Loan Calculator
Calculate monthly payments, total interest, and amortization for any loan type.
Monthly Payment
$512.91
Personal Loan
Loan Summary
Principal vs Interest
Amortization Schedule
| Year | Principal | Interest | Remaining |
|---|---|---|---|
| 1 | $4,191 | $1,964 | $20,809 |
| 2 | $4,561 | $1,594 | $16,248 |
| 3 | $4,964 | $1,191 | $11,284 |
| 4 | $5,403 | $752 | $5,881 |
| 5 | $5,881 | $274 | $0 |
For informational purposes only. Not financial advice. Consult a qualified advisor.
How to Use This Loan Calculator
This loan calculator makes it easy to estimate your monthly payment and total borrowing costs for any type of installment loan.

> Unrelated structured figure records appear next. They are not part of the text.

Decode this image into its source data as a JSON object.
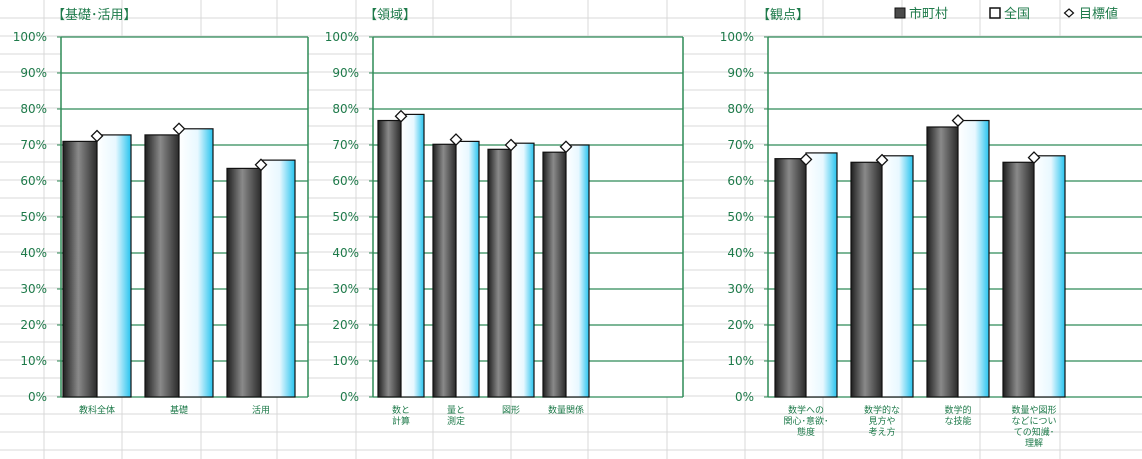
{
  "legend": {
    "items": [
      {
        "label": "市町村",
        "swatch": "dark-filled-square"
      },
      {
        "label": "全国",
        "swatch": "cyan-outlined-square"
      },
      {
        "label": "目標値",
        "swatch": "diamond-marker"
      }
    ]
  },
  "colors": {
    "frame": "#2e8b57",
    "text": "#1e7a4a",
    "cell_grid": "#d9d9d9",
    "bar_dark": "#4a4a4a",
    "bar_cyan": "#27c3ee",
    "target_marker": "#ffffff"
  },
  "chart_data": [
    {
      "type": "bar",
      "title": "【基礎･活用】",
      "yticks": [
        "0%",
        "10%",
        "20%",
        "30%",
        "40%",
        "50%",
        "60%",
        "70%",
        "80%",
        "90%",
        "100%"
      ],
      "ylim": [
        0,
        100
      ],
      "grid": true,
      "categories": [
        [
          "教科全体"
        ],
        [
          "基礎"
        ],
        [
          "活用"
        ]
      ],
      "series": [
        {
          "name": "市町村",
          "values": [
            71.0,
            72.8,
            63.5
          ]
        },
        {
          "name": "全国",
          "values": [
            72.8,
            74.5,
            65.8
          ]
        },
        {
          "name": "目標値",
          "values": [
            72.5,
            74.5,
            64.5
          ]
        }
      ]
    },
    {
      "type": "bar",
      "title": "【領域】",
      "yticks": [
        "0%",
        "10%",
        "20%",
        "30%",
        "40%",
        "50%",
        "60%",
        "70%",
        "80%",
        "90%",
        "100%"
      ],
      "ylim": [
        0,
        100
      ],
      "grid": true,
      "categories": [
        [
          "数と",
          "計算"
        ],
        [
          "量と",
          "測定"
        ],
        [
          "図形"
        ],
        [
          "数量関係"
        ]
      ],
      "series": [
        {
          "name": "市町村",
          "values": [
            76.8,
            70.2,
            68.8,
            68.0
          ]
        },
        {
          "name": "全国",
          "values": [
            78.5,
            71.0,
            70.5,
            70.0
          ]
        },
        {
          "name": "目標値",
          "values": [
            78.0,
            71.5,
            70.0,
            69.5
          ]
        }
      ]
    },
    {
      "type": "bar",
      "title": "【観点】",
      "yticks": [
        "0%",
        "10%",
        "20%",
        "30%",
        "40%",
        "50%",
        "60%",
        "70%",
        "80%",
        "90%",
        "100%"
      ],
      "ylim": [
        0,
        100
      ],
      "grid": true,
      "legend_position": "top-right",
      "categories": [
        [
          "数学への",
          "関心･意欲･",
          "態度"
        ],
        [
          "数学的な",
          "見方や",
          "考え方"
        ],
        [
          "数学的",
          "な技能"
        ],
        [
          "数量や図形",
          "などについ",
          "ての知識･",
          "理解"
        ]
      ],
      "series": [
        {
          "name": "市町村",
          "values": [
            66.2,
            65.2,
            75.0,
            65.2
          ]
        },
        {
          "name": "全国",
          "values": [
            67.8,
            67.0,
            76.8,
            67.0
          ]
        },
        {
          "name": "目標値",
          "values": [
            66.0,
            65.8,
            76.8,
            66.5
          ]
        }
      ]
    }
  ]
}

Whether you are financing a car, consolidating debt, or funding an education, follow these steps for an accurate estimate.
Step 1: Enter your loan amount. Type the total amount you plan to borrow. This is the principal balance before any interest is added. For auto loans, this is typically the vehicle price minus your down payment and trade-in value.
Step 2: Set the interest rate and loan term. Enter the annual interest rate from your lender. Then specify the repayment period in either months or years using the toggle. Common terms range from 12 months for small personal loans to 7 years for auto loans.
Step 3: Select your loan type and review results. Choose the loan category that matches your needs. The calculator instantly displays your monthly payment, total payment, total interest, projected payoff date, and a complete amortization schedule.
How Loan Payments Are Calculated
Loan payments are determined using the standard amortization formula. The formula takes your loan amount (principal), divides it by the present value of an annuity factor based on your interest rate and number of payments. Each monthly payment covers a portion of interest on the remaining balance plus a portion of principal repayment.
Early in the loan, a larger share of each payment goes toward interest because the outstanding balance is highest. As you make payments and reduce the principal, more of each subsequent payment is applied to the balance. The amortization schedule in this calculator shows this progression year by year so you can see how your debt decreases over time.
The total interest you pay depends on three factors: the loan amount, the interest rate, and the loan term. A larger loan at a higher rate over a longer period results in significantly more interest. Use this calculator to experiment with different combinations and find the right balance between affordable monthly payments and minimal total cost.
Tips for Getting the Best Loan Terms
- Shop around and compare rates. Different lenders offer different rates and terms. Get pre-qualified with multiple lenders including banks, credit unions, and online platforms. Comparing at least three offers helps ensure you get the most competitive deal available for your credit profile.
- Improve your credit before applying. Even a small improvement in your credit score can lower your interest rate by a full percentage point or more. Pay down existing balances, dispute any errors on your credit report, and avoid opening new accounts before applying for a loan.
- Choose the shortest term you can afford. While longer terms reduce monthly payments, they dramatically increase total interest costs. A $25,000 loan at 8% for 3 years costs about $3,200 in interest, while the same loan over 7 years costs nearly $7,700. Choose the shortest comfortable term.
- Consider making extra payments. Even small additional payments toward principal can significantly reduce your total interest and shorten the loan term. Some people round up their payment, make biweekly payments, or contribute windfalls like tax refunds to accelerate payoff.
- Watch out for hidden fees. Origination fees, prepayment penalties, and late payment charges can add substantial costs to your loan. Read the fine print and ask lenders about all fees before signing. A loan with a slightly higher rate but no fees may cost less overall.